La grave derrota sufrida por el partido gobernante demuestra que la política configurada en torno al modelo de "Reis"/líder, en lugar de la institucionalidad del partido, se ha hecho añicos. El pueblo no se dejará convencer con el discurso de: “El 31 de marzo fueron elecciones locales, falta mucho para las elecciones generales. Sigamos adelante como si nada hubiera pasado”. Lo que se debe hacer es comenzar a reparar la destrucción que han causado en la vida política y social, condicionada a la conformidad con el "Reis" en lugar de a la conformidad con la ley. ¡Volver al orden constitucional previo al golpe, contra el cual se ha hecho demagogia, es difícil para el "Reis" pero una necesidad inevitable para Turquía!

En este proceso, queremos recordar a los dirigentes del CHP. Sería extremadamente engañoso que evaluaran la reacción del pueblo ante el sistema presidencialista partidista, el ego despótico, la corrupción y la degeneración como una aprobación del cambio y la transformación dentro del CHP. El pueblo turco ve al CHP como el legado político de los cuadros pioneros de la liberación y la fundación, con Atatürk a la cabeza, y como el seguro político del régimen. No debe pasarse por alto que las fantasías de una Nueva Apertura / Nueva Constitución, cuyos pasos ya se escuchan, y el hecho de que en las altas esferas del partido se hablen de pertenencias y referencias étnicas en lugar del denominador común de la Nación Turca, convertirán el éxito en las elecciones locales en un fracaso en las elecciones generales.

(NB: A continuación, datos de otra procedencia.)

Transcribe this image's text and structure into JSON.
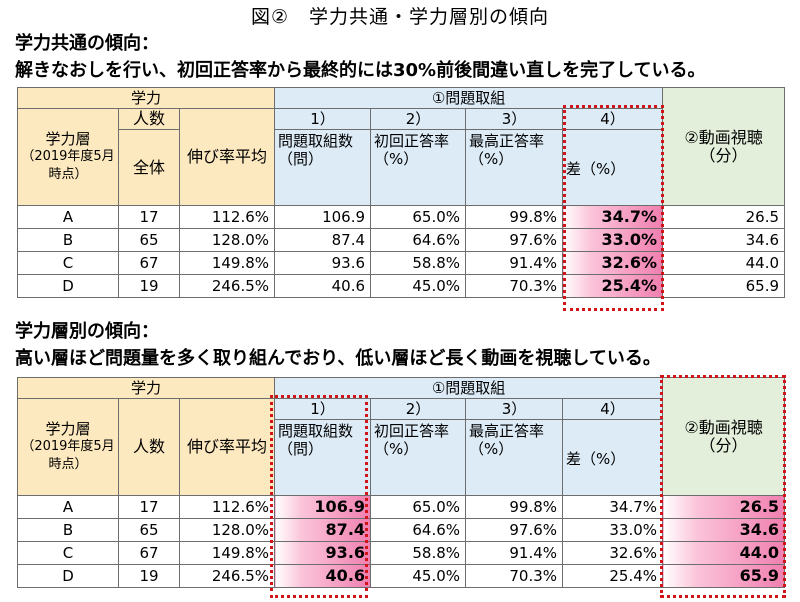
{
  "figure_title": "図②　学力共通・学力層別の傾向",
  "section1": {
    "heading": "学力共通の傾向：",
    "subheading": "解きなおしを行い、初回正答率から最終的には30%前後間違い直しを完了している。"
  },
  "section2": {
    "heading": "学力層別の傾向：",
    "subheading": "高い層ほど問題量を多く取り組んでおり、低い層ほど長く動画を視聴している。"
  },
  "table_header": {
    "gakuryoku": "学力",
    "mondai_torikumi": "①問題取組",
    "gakuryokuso": "学力層",
    "gakuryokuso_sub": "（2019年度5月時点）",
    "ninzu": "人数",
    "zentai": "全体",
    "nobiritsu": "伸び率平均",
    "col1": "1）",
    "col2": "2）",
    "col3": "3）",
    "col4": "4）",
    "col1_label": "問題取組数（問）",
    "col2_label": "初回正答率（%）",
    "col3_label": "最高正答率（%）",
    "col4_label": "差（%）",
    "video": "②動画視聴（分）"
  },
  "rows": [
    {
      "level": "A",
      "count": "17",
      "growth": "112.6%",
      "problems": "106.9",
      "first": "65.0%",
      "best": "99.8%",
      "diff": "34.7%",
      "video": "26.5"
    },
    {
      "level": "B",
      "count": "65",
      "growth": "128.0%",
      "problems": "87.4",
      "first": "64.6%",
      "best": "97.6%",
      "diff": "33.0%",
      "video": "34.6"
    },
    {
      "level": "C",
      "count": "67",
      "growth": "149.8%",
      "problems": "93.6",
      "first": "58.8%",
      "best": "91.4%",
      "diff": "32.6%",
      "video": "44.0"
    },
    {
      "level": "D",
      "count": "19",
      "growth": "246.5%",
      "problems": "40.6",
      "first": "45.0%",
      "best": "70.3%",
      "diff": "25.4%",
      "video": "65.9"
    }
  ],
  "colors": {
    "header_yellow": "#fde9bf",
    "header_blue": "#ddebf7",
    "header_green": "#e3efda",
    "highlight_pink": "#f07fb0",
    "dotted_red": "#d01418"
  }
}
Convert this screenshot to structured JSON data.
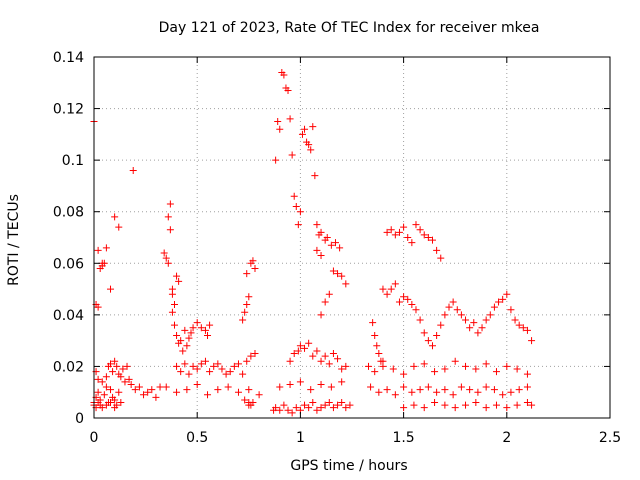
{
  "chart_data": {
    "type": "scatter",
    "title": "Day 121 of 2023, Rate Of TEC Index for receiver mkea",
    "xlabel": "GPS time / hours",
    "ylabel": "ROTI / TECUs",
    "xlim": [
      0,
      2.5
    ],
    "ylim": [
      0,
      0.14
    ],
    "xticks": [
      0,
      0.5,
      1,
      1.5,
      2,
      2.5
    ],
    "xtick_labels": [
      "0",
      "0.5",
      "1",
      "1.5",
      "2",
      "2.5"
    ],
    "yticks": [
      0,
      0.02,
      0.04,
      0.06,
      0.08,
      0.1,
      0.12,
      0.14
    ],
    "ytick_labels": [
      "0",
      "0.02",
      "0.04",
      "0.06",
      "0.08",
      "0.1",
      "0.12",
      "0.14"
    ],
    "grid": true,
    "marker": "+",
    "series": [
      {
        "name": "mkea",
        "color": "#ff0000",
        "x": [
          0.0,
          0.01,
          0.02,
          0.03,
          0.05,
          0.06,
          0.07,
          0.08,
          0.09,
          0.1,
          0.12,
          0.0,
          0.01,
          0.02,
          0.03,
          0.04,
          0.06,
          0.08,
          0.1,
          0.11,
          0.13,
          0.0,
          0.02,
          0.04,
          0.06,
          0.08,
          0.1,
          0.12,
          0.01,
          0.02,
          0.03,
          0.04,
          0.05,
          0.01,
          0.02,
          0.04,
          0.06,
          0.07,
          0.08,
          0.09,
          0.1,
          0.11,
          0.12,
          0.13,
          0.14,
          0.15,
          0.16,
          0.17,
          0.18,
          0.19,
          0.2,
          0.22,
          0.24,
          0.26,
          0.28,
          0.3,
          0.32,
          0.34,
          0.35,
          0.36,
          0.37,
          0.38,
          0.38,
          0.39,
          0.4,
          0.41,
          0.36,
          0.37,
          0.38,
          0.39,
          0.4,
          0.41,
          0.42,
          0.43,
          0.44,
          0.45,
          0.46,
          0.47,
          0.48,
          0.5,
          0.52,
          0.54,
          0.55,
          0.56,
          0.4,
          0.42,
          0.44,
          0.46,
          0.48,
          0.5,
          0.52,
          0.54,
          0.56,
          0.58,
          0.6,
          0.62,
          0.64,
          0.66,
          0.68,
          0.7,
          0.72,
          0.74,
          0.76,
          0.78,
          0.35,
          0.4,
          0.45,
          0.5,
          0.55,
          0.6,
          0.65,
          0.7,
          0.75,
          0.8,
          0.72,
          0.73,
          0.74,
          0.75,
          0.76,
          0.77,
          0.78,
          0.74,
          0.75,
          0.76,
          0.73,
          0.75,
          0.77,
          0.88,
          0.89,
          0.9,
          0.91,
          0.92,
          0.93,
          0.94,
          0.95,
          0.96,
          0.97,
          0.98,
          0.99,
          1.0,
          1.01,
          1.02,
          1.03,
          1.04,
          1.05,
          1.06,
          1.07,
          1.08,
          1.09,
          1.1,
          0.87,
          0.88,
          0.9,
          0.92,
          0.94,
          0.96,
          0.98,
          1.0,
          1.02,
          1.04,
          1.06,
          1.08,
          1.1,
          1.12,
          1.14,
          1.16,
          1.18,
          1.2,
          1.22,
          1.24,
          0.95,
          0.97,
          0.99,
          1.0,
          1.02,
          1.04,
          1.06,
          1.08,
          1.1,
          1.12,
          1.14,
          1.16,
          1.18,
          1.2,
          1.22,
          0.9,
          0.95,
          1.0,
          1.05,
          1.1,
          1.15,
          1.2,
          1.1,
          1.12,
          1.14,
          1.16,
          1.18,
          1.2,
          1.22,
          1.08,
          1.1,
          1.12,
          1.13,
          1.15,
          1.17,
          1.19,
          1.35,
          1.36,
          1.37,
          1.38,
          1.39,
          1.4,
          1.42,
          1.44,
          1.46,
          1.48,
          1.5,
          1.52,
          1.54,
          1.56,
          1.58,
          1.6,
          1.62,
          1.64,
          1.66,
          1.68,
          1.4,
          1.42,
          1.44,
          1.46,
          1.48,
          1.5,
          1.52,
          1.54,
          1.56,
          1.58,
          1.6,
          1.62,
          1.64,
          1.66,
          1.68,
          1.7,
          1.72,
          1.74,
          1.76,
          1.78,
          1.8,
          1.82,
          1.84,
          1.86,
          1.88,
          1.9,
          1.92,
          1.94,
          1.96,
          1.98,
          2.0,
          2.02,
          2.04,
          2.06,
          2.08,
          2.1,
          2.12,
          1.33,
          1.36,
          1.4,
          1.45,
          1.5,
          1.55,
          1.6,
          1.65,
          1.7,
          1.75,
          1.8,
          1.85,
          1.9,
          1.95,
          2.0,
          2.05,
          2.1,
          1.34,
          1.38,
          1.42,
          1.46,
          1.5,
          1.54,
          1.58,
          1.62,
          1.66,
          1.7,
          1.74,
          1.78,
          1.82,
          1.86,
          1.9,
          1.94,
          1.98,
          2.02,
          2.06,
          2.1,
          1.5,
          1.55,
          1.6,
          1.65,
          1.7,
          1.75,
          1.8,
          1.85,
          1.9,
          1.95,
          2.0,
          2.05,
          2.1,
          2.12
        ],
        "y": [
          0.006,
          0.008,
          0.01,
          0.007,
          0.009,
          0.012,
          0.006,
          0.011,
          0.008,
          0.007,
          0.01,
          0.005,
          0.004,
          0.006,
          0.005,
          0.004,
          0.005,
          0.006,
          0.004,
          0.005,
          0.006,
          0.115,
          0.065,
          0.06,
          0.066,
          0.05,
          0.078,
          0.074,
          0.044,
          0.043,
          0.058,
          0.059,
          0.06,
          0.018,
          0.015,
          0.014,
          0.016,
          0.02,
          0.021,
          0.018,
          0.022,
          0.02,
          0.017,
          0.016,
          0.019,
          0.014,
          0.02,
          0.015,
          0.013,
          0.096,
          0.011,
          0.012,
          0.009,
          0.01,
          0.011,
          0.008,
          0.012,
          0.064,
          0.062,
          0.078,
          0.083,
          0.048,
          0.05,
          0.044,
          0.055,
          0.053,
          0.06,
          0.073,
          0.041,
          0.036,
          0.032,
          0.029,
          0.03,
          0.026,
          0.034,
          0.028,
          0.031,
          0.033,
          0.035,
          0.037,
          0.035,
          0.034,
          0.032,
          0.036,
          0.02,
          0.018,
          0.021,
          0.017,
          0.02,
          0.019,
          0.021,
          0.022,
          0.018,
          0.02,
          0.021,
          0.019,
          0.017,
          0.018,
          0.02,
          0.021,
          0.017,
          0.022,
          0.024,
          0.025,
          0.012,
          0.01,
          0.011,
          0.013,
          0.009,
          0.011,
          0.012,
          0.01,
          0.011,
          0.009,
          0.038,
          0.041,
          0.044,
          0.047,
          0.06,
          0.061,
          0.058,
          0.056,
          0.006,
          0.005,
          0.007,
          0.005,
          0.006,
          0.1,
          0.115,
          0.112,
          0.134,
          0.133,
          0.128,
          0.127,
          0.116,
          0.102,
          0.086,
          0.082,
          0.075,
          0.08,
          0.11,
          0.112,
          0.107,
          0.106,
          0.104,
          0.113,
          0.094,
          0.075,
          0.071,
          0.072,
          0.003,
          0.004,
          0.003,
          0.005,
          0.003,
          0.002,
          0.004,
          0.003,
          0.005,
          0.004,
          0.006,
          0.003,
          0.004,
          0.005,
          0.006,
          0.004,
          0.005,
          0.006,
          0.004,
          0.005,
          0.022,
          0.025,
          0.026,
          0.028,
          0.027,
          0.029,
          0.024,
          0.026,
          0.022,
          0.024,
          0.021,
          0.025,
          0.023,
          0.019,
          0.02,
          0.012,
          0.013,
          0.014,
          0.011,
          0.013,
          0.012,
          0.014,
          0.04,
          0.045,
          0.048,
          0.057,
          0.056,
          0.055,
          0.052,
          0.065,
          0.063,
          0.069,
          0.07,
          0.067,
          0.068,
          0.066,
          0.037,
          0.032,
          0.028,
          0.025,
          0.022,
          0.02,
          0.072,
          0.073,
          0.071,
          0.072,
          0.074,
          0.07,
          0.068,
          0.075,
          0.073,
          0.071,
          0.07,
          0.069,
          0.065,
          0.062,
          0.05,
          0.048,
          0.05,
          0.052,
          0.045,
          0.047,
          0.046,
          0.044,
          0.042,
          0.038,
          0.033,
          0.03,
          0.028,
          0.032,
          0.036,
          0.04,
          0.043,
          0.045,
          0.042,
          0.04,
          0.038,
          0.035,
          0.037,
          0.033,
          0.035,
          0.038,
          0.04,
          0.043,
          0.045,
          0.046,
          0.048,
          0.042,
          0.038,
          0.036,
          0.035,
          0.034,
          0.03,
          0.02,
          0.018,
          0.022,
          0.019,
          0.017,
          0.02,
          0.021,
          0.018,
          0.019,
          0.022,
          0.02,
          0.019,
          0.021,
          0.018,
          0.02,
          0.019,
          0.017,
          0.012,
          0.01,
          0.011,
          0.009,
          0.012,
          0.01,
          0.011,
          0.012,
          0.01,
          0.011,
          0.009,
          0.012,
          0.011,
          0.01,
          0.012,
          0.011,
          0.009,
          0.01,
          0.011,
          0.012,
          0.004,
          0.005,
          0.004,
          0.006,
          0.005,
          0.004,
          0.005,
          0.006,
          0.004,
          0.005,
          0.004,
          0.005,
          0.006,
          0.005
        ]
      }
    ]
  }
}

El Manifiesto del 31 de Marzo, que el pueblo entregó al régimen presidencialista partidista que se pelea con los partidos de la oposición, debe leerse correctamente. Se observa que el régimen de unión de poderes, donde el legislativo se vuelve ineficaz, la Gran Asamblea queda casi fuera de juego y el poder judicial, sobre el cual cae la sombra del ejecutivo, pierde su credibilidad, no podrá mantenerse tan fácilmente como antes.

El país debe encontrarse en el denominador común de la democracia y el estado de derecho, antes de ser más erosionado por un ego personal que reemplaza a la institucionalidad, por una personalidad carente de conocimiento y experiencia que reemplaza la memoria colectiva del Estado, y por una mentalidad que tiene problemas con la ecuación fundacional del Estado/régimen del 29 de octubre de 1923.